The chemotherapy took its toll, with Rocca experiencing some of the common symptoms including putting on weight, suffering indigestion and being extremely fatigued at times.
However, there were positive signs that the drugs were working in December and full test results came back in February confirming that the 47-year-old was in remission.
“Just before Christmas, he (the oncologist) believed I was in remission, but until you get all the tests back, that’s when you breathe a bit of a sigh of relief,” Rocca said.
“But all along I was quite positive. If you’re going to have any sort of lymphoma to battle with that is very curable and very treatable, it was the one that I had.

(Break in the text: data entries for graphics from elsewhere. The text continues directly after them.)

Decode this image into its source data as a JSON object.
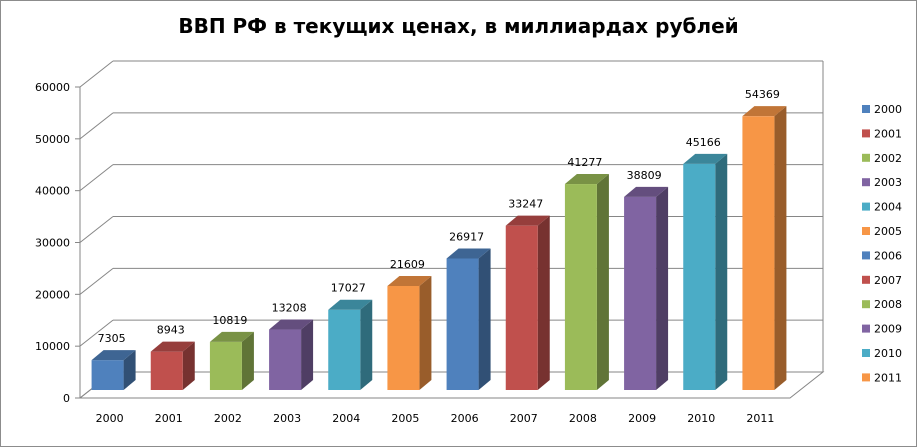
{
  "chart_data": {
    "type": "bar",
    "title": "ВВП РФ в текущих ценах, в миллиардах рублей",
    "xlabel": "",
    "ylabel": "",
    "categories": [
      "2000",
      "2001",
      "2002",
      "2003",
      "2004",
      "2005",
      "2006",
      "2007",
      "2008",
      "2009",
      "2010",
      "2011"
    ],
    "values": [
      7305,
      8943,
      10819,
      13208,
      17027,
      21609,
      26917,
      33247,
      41277,
      38809,
      45166,
      54369
    ],
    "ylim": [
      0,
      60000
    ],
    "yticks": [
      0,
      10000,
      20000,
      30000,
      40000,
      50000,
      60000
    ],
    "grid": true,
    "legend_position": "right",
    "style": "3d-column",
    "colors": [
      "#4F81BD",
      "#C0504D",
      "#9BBB59",
      "#8064A2",
      "#4BACC6",
      "#F79646",
      "#4F81BD",
      "#C0504D",
      "#9BBB59",
      "#8064A2",
      "#4BACC6",
      "#F79646"
    ]
  }
}
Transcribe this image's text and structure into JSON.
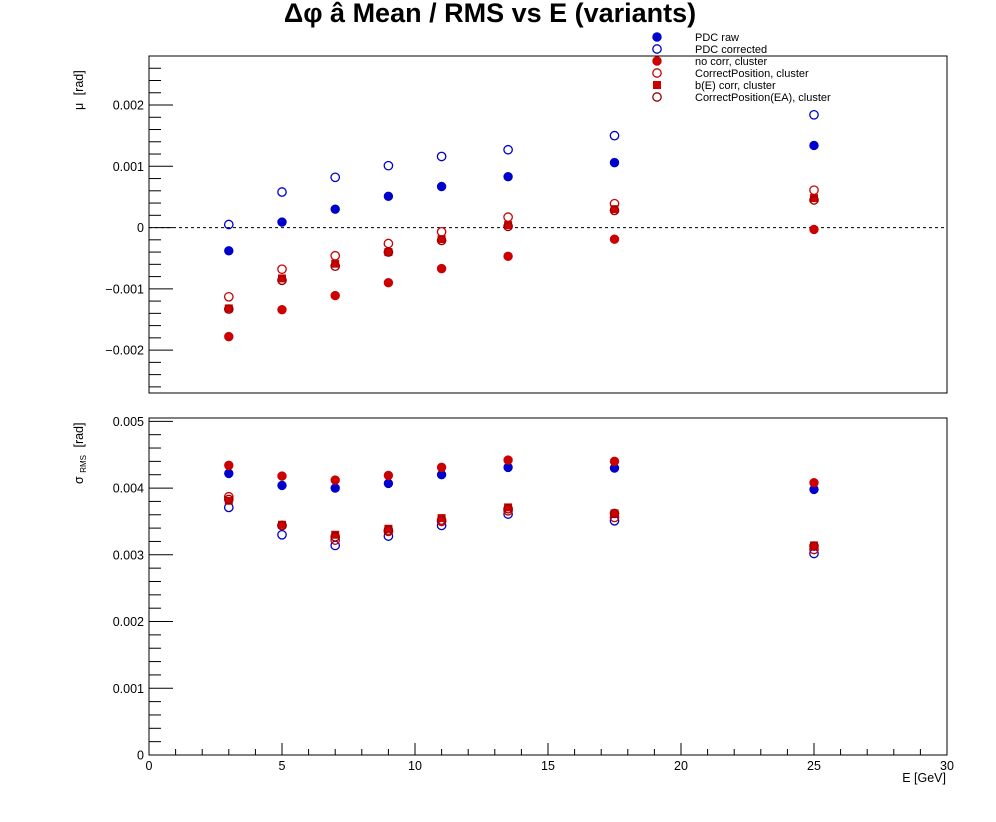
{
  "chart_data": [
    {
      "type": "scatter",
      "title": "Δφ  â  Mean / RMS vs E  (variants)",
      "ylabel_symbol": "μ",
      "ylabel_unit": "[rad]",
      "xlim": [
        0,
        30
      ],
      "ylim": [
        -0.0027,
        0.0028
      ],
      "yticks": [
        -0.002,
        -0.001,
        0,
        0.001,
        0.002
      ],
      "ytick_labels": [
        "−0.002",
        "−0.001",
        "0",
        "0.001",
        "0.002"
      ],
      "zero_line": true,
      "legend_position": "top-right",
      "series": [
        {
          "name": "PDC raw",
          "marker": "circle-filled",
          "color": "#0000cc",
          "x": [
            3,
            5,
            7,
            9,
            11,
            13.5,
            17.5,
            25
          ],
          "y": [
            -0.00038,
            9e-05,
            0.0003,
            0.00051,
            0.00067,
            0.00083,
            0.00106,
            0.00134
          ]
        },
        {
          "name": "PDC corrected",
          "marker": "circle-open",
          "color": "#0000cc",
          "x": [
            3,
            5,
            7,
            9,
            11,
            13.5,
            17.5,
            25
          ],
          "y": [
            5e-05,
            0.00058,
            0.00082,
            0.00101,
            0.00116,
            0.00127,
            0.0015,
            0.00184
          ]
        },
        {
          "name": "no corr, cluster",
          "marker": "circle-filled",
          "color": "#cc0000",
          "x": [
            3,
            5,
            7,
            9,
            11,
            13.5,
            17.5,
            25
          ],
          "y": [
            -0.00178,
            -0.00134,
            -0.00111,
            -0.0009,
            -0.00067,
            -0.00047,
            -0.00019,
            -3e-05
          ]
        },
        {
          "name": "CorrectPosition, cluster",
          "marker": "circle-open",
          "color": "#cc0000",
          "x": [
            3,
            5,
            7,
            9,
            11,
            13.5,
            17.5,
            25
          ],
          "y": [
            -0.00113,
            -0.00068,
            -0.00046,
            -0.00026,
            -7e-05,
            0.00017,
            0.00039,
            0.00061
          ]
        },
        {
          "name": "b(E) corr, cluster",
          "marker": "square-filled",
          "color": "#cc0000",
          "x": [
            3,
            5,
            7,
            9,
            11,
            13.5,
            17.5,
            25
          ],
          "y": [
            -0.00132,
            -0.00083,
            -0.00059,
            -0.0004,
            -0.00019,
            4e-05,
            0.0003,
            0.00048
          ]
        },
        {
          "name": "CorrectPosition(EA), cluster",
          "marker": "circle-open",
          "color": "#990000",
          "x": [
            3,
            5,
            7,
            9,
            11,
            13.5,
            17.5,
            25
          ],
          "y": [
            -0.00133,
            -0.00086,
            -0.00063,
            -0.0004,
            -0.00021,
            2e-05,
            0.00028,
            0.00045
          ]
        }
      ]
    },
    {
      "type": "scatter",
      "ylabel_symbol": "σ",
      "ylabel_sub": "RMS",
      "ylabel_unit": "[rad]",
      "xlabel": "E  [GeV]",
      "xlim": [
        0,
        30
      ],
      "xticks": [
        0,
        5,
        10,
        15,
        20,
        25,
        30
      ],
      "xtick_labels": [
        "0",
        "5",
        "10",
        "15",
        "20",
        "25",
        "30"
      ],
      "ylim": [
        0,
        0.00505
      ],
      "yticks": [
        0,
        0.001,
        0.002,
        0.003,
        0.004,
        0.005
      ],
      "ytick_labels": [
        "0",
        "0.001",
        "0.002",
        "0.003",
        "0.004",
        "0.005"
      ],
      "series": [
        {
          "name": "PDC raw",
          "marker": "circle-filled",
          "color": "#0000cc",
          "x": [
            3,
            5,
            7,
            9,
            11,
            13.5,
            17.5,
            25
          ],
          "y": [
            0.00422,
            0.00404,
            0.004,
            0.00407,
            0.0042,
            0.00431,
            0.0043,
            0.00398
          ]
        },
        {
          "name": "PDC corrected",
          "marker": "circle-open",
          "color": "#0000cc",
          "x": [
            3,
            5,
            7,
            9,
            11,
            13.5,
            17.5,
            25
          ],
          "y": [
            0.00371,
            0.0033,
            0.00314,
            0.00328,
            0.00344,
            0.00361,
            0.00351,
            0.00302
          ]
        },
        {
          "name": "no corr, cluster",
          "marker": "circle-filled",
          "color": "#cc0000",
          "x": [
            3,
            5,
            7,
            9,
            11,
            13.5,
            17.5,
            25
          ],
          "y": [
            0.00434,
            0.00418,
            0.00412,
            0.00419,
            0.00431,
            0.00442,
            0.0044,
            0.00408
          ]
        },
        {
          "name": "CorrectPosition, cluster",
          "marker": "circle-open",
          "color": "#cc0000",
          "x": [
            3,
            5,
            7,
            9,
            11,
            13.5,
            17.5,
            25
          ],
          "y": [
            0.00387,
            0.00344,
            0.00322,
            0.00335,
            0.0035,
            0.00366,
            0.00356,
            0.00308
          ]
        },
        {
          "name": "b(E) corr, cluster",
          "marker": "square-filled",
          "color": "#cc0000",
          "x": [
            3,
            5,
            7,
            9,
            11,
            13.5,
            17.5,
            25
          ],
          "y": [
            0.00381,
            0.00345,
            0.0033,
            0.00339,
            0.00355,
            0.00371,
            0.00362,
            0.00314
          ]
        },
        {
          "name": "CorrectPosition(EA), cluster",
          "marker": "circle-open",
          "color": "#990000",
          "x": [
            3,
            5,
            7,
            9,
            11,
            13.5,
            17.5,
            25
          ],
          "y": [
            0.00383,
            0.00344,
            0.00327,
            0.00337,
            0.00352,
            0.00369,
            0.00362,
            0.00313
          ]
        }
      ]
    }
  ]
}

“I know of people who knew people who went through it and they gave me some really good advice and said that some of them had it 20 or 30 years ago and they’re ticking along pretty well. So it was quite reassuring.”
The Knights had three players drafted to the AFL last year in Jesse Dattoli (pick 22, Sydney), Thomas Sims (pick 28, Richmond) and Zak Johnson (pick 70, Essendon).
Johnson, who served as a co-captain last season, praised Rocca’s influence in the days after his selection last November.
“He’s a tough man, Anthony,” Johnson said at the time.
“He had his own issues going on, but he was always there for me and got to as many games and trainings as he could while going through that.”
While he continues to improve his energy levels and build back his strength, Rocca has returned to coaching full-time at the Knights this year and will be back in the coaches’ box for the club’s first match of the season against the Eastern Ranges on Sunday.
“It’s exciting for me and it’s exciting for everyone who is going to play their first game of footy as well,” Rocca said.
The 242-game AFL forward still has two years of immunotherapy treatment to go through, but is continuing to look forward with a positive mindset.
“Even if there’s a quarter of a glass of water, I’ll still see it as half full,” Rocca said.
“Everyone around me has been super supportive – my kids and particularly my wife.
“I don’t let things get me down when I hear bad news or things like that. I just think about a way to get through it.”